To: RealMuLan who wrote (1495)11/18/2003 6:54:42 AM
From: Julius Wong  Read Replies (1) | Respond to of 6370
 
China Set to Act on Fuel Economy; Tougher Standards Than in U.S.
By KEITH BRADSHER

GUANGZHOU, China, Nov. 17 — The Chinese government is preparing to impose minimum fuel economy standards on new cars for the first time, and the rules will be significantly more stringent than those in the United States, according to Chinese experts involved in drafting them.

The new standards are intended both to save energy and to force automakers to introduce the latest hybrid engines and other technology in China, in hopes of easing the nation's swiftly rising dependence on oil imports from volatile countries in the Middle East.

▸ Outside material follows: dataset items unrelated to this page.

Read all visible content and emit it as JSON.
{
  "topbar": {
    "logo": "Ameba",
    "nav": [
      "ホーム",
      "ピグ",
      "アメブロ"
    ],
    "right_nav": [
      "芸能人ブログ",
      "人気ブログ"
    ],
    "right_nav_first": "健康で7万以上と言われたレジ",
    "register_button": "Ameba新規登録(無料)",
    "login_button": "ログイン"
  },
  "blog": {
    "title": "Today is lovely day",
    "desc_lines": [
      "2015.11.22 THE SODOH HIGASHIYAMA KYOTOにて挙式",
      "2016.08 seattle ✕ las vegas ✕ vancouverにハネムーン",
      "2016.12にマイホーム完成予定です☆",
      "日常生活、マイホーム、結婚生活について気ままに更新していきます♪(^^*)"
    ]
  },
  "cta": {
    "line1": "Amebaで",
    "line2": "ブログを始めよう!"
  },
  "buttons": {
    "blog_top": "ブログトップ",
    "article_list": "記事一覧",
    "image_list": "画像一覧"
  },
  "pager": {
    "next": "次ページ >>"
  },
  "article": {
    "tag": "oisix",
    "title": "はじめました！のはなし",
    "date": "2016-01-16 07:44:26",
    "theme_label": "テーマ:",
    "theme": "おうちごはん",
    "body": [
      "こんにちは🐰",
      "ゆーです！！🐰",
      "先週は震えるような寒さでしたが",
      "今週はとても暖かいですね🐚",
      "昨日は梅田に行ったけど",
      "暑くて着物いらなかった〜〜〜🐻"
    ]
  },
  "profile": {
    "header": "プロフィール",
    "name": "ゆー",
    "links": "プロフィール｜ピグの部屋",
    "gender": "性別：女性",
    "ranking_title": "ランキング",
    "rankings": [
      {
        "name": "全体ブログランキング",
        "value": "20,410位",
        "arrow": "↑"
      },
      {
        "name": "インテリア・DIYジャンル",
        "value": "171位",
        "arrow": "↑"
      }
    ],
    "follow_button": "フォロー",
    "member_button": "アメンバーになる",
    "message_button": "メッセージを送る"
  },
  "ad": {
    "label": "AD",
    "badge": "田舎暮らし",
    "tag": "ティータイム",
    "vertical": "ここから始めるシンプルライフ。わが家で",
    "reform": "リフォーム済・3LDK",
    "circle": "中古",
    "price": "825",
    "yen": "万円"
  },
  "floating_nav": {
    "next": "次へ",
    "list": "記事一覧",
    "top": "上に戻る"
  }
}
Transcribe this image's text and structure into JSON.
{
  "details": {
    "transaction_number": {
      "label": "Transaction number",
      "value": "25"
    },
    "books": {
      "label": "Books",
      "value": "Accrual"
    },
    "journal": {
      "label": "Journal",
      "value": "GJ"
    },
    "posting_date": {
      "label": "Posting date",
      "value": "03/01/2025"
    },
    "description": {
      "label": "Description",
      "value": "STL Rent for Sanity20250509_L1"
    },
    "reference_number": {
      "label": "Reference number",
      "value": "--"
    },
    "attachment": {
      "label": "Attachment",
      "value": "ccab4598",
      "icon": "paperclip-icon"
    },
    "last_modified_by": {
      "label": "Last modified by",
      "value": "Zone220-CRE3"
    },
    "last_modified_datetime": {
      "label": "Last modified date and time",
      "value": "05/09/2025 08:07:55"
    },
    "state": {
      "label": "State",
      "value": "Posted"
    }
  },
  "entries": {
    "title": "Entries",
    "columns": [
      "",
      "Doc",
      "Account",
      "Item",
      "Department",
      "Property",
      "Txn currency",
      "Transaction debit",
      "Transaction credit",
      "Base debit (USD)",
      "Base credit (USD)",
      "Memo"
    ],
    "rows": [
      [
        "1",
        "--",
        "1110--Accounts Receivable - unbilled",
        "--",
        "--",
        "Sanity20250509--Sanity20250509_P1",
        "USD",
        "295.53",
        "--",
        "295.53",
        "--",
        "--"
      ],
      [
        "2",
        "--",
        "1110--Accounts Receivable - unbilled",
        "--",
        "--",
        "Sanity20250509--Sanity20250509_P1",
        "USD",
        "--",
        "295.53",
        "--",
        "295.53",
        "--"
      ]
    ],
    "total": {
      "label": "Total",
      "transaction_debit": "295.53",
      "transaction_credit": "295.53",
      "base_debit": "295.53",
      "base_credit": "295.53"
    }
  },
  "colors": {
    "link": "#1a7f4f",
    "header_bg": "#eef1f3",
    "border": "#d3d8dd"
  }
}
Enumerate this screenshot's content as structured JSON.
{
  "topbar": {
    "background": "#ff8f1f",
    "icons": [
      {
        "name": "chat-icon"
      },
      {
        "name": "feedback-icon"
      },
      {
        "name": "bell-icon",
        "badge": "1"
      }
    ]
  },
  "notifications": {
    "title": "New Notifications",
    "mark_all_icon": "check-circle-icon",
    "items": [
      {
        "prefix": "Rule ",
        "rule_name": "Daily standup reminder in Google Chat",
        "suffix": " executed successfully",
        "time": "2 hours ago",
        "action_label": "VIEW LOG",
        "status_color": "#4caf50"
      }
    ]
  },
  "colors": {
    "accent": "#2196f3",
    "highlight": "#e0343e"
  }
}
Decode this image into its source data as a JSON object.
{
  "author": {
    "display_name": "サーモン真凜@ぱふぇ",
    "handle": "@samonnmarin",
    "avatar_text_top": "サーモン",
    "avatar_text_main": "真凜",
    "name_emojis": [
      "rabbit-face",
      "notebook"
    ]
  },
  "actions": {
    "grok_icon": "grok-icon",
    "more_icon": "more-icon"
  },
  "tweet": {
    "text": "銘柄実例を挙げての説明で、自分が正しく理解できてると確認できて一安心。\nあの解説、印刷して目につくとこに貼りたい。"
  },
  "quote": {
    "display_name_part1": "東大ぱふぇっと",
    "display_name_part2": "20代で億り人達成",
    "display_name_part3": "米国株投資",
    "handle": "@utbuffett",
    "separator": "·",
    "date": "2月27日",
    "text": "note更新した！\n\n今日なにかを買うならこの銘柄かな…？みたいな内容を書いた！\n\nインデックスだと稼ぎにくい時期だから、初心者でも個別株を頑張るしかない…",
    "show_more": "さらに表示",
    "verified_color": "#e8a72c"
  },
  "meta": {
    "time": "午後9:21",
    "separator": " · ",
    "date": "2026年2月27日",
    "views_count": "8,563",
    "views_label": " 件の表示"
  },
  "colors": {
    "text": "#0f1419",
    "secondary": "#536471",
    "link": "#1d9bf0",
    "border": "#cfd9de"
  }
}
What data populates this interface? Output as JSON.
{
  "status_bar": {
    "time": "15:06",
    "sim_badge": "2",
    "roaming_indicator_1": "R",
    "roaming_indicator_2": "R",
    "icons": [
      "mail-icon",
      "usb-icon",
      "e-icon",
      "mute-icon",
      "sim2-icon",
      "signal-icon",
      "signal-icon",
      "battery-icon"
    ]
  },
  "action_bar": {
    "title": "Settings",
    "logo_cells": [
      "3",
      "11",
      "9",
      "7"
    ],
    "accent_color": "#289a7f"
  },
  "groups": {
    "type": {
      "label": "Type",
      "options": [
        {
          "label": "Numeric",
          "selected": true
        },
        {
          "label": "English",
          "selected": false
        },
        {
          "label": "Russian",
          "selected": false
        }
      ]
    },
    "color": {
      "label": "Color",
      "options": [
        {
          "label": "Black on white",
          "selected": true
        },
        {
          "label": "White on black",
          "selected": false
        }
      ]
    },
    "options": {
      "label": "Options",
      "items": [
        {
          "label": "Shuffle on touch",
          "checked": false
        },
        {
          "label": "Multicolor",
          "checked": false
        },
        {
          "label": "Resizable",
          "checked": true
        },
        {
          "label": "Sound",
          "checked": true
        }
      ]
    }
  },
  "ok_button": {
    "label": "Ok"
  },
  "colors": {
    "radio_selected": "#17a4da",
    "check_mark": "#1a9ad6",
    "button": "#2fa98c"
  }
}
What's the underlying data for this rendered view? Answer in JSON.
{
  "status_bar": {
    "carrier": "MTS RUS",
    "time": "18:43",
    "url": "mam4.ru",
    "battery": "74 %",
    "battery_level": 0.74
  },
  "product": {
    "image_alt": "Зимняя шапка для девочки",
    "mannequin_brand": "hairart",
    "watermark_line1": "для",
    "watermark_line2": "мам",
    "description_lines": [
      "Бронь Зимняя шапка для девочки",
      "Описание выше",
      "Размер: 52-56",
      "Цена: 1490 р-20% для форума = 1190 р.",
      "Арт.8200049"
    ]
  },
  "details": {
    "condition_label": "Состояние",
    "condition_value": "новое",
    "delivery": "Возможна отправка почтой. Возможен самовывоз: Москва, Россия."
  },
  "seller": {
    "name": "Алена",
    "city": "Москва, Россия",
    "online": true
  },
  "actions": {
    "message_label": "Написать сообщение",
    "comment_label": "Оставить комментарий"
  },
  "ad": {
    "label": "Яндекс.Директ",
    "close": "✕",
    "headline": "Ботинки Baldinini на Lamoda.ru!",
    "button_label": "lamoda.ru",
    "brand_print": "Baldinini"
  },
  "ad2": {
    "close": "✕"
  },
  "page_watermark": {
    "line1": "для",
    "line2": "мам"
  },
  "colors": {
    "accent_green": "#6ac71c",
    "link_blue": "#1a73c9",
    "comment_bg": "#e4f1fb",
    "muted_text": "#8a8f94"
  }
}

They are the latest and most ambitious in a series of steps to regulate China's rapidly growing auto industry, after moves earlier this year to require that air bags be provided for both front-seat occupants in most new vehicles and that new family vehicles sold in major cities meet air pollution standards nearly as strict as those in Western Europe and the United States.

Some popular vehicles now built in China by Western automakers, including the Chevrolet Blazer, do not measure up to the standards the government has drafted, and may have to be modified to get better gas mileage before the first phase of the new rules becomes effective in July 2005.

The Chinese initiative comes at a time when Congress is close to completing work on a major energy bill that would make no significant changes in America's fuel economy rules for vehicles. The Chinese standards, in general, call for new cars, vans and sport utility vehicles to get as much as two miles a gallon of fuel more in 2005 than the average required in the United States, and about five miles more in 2008.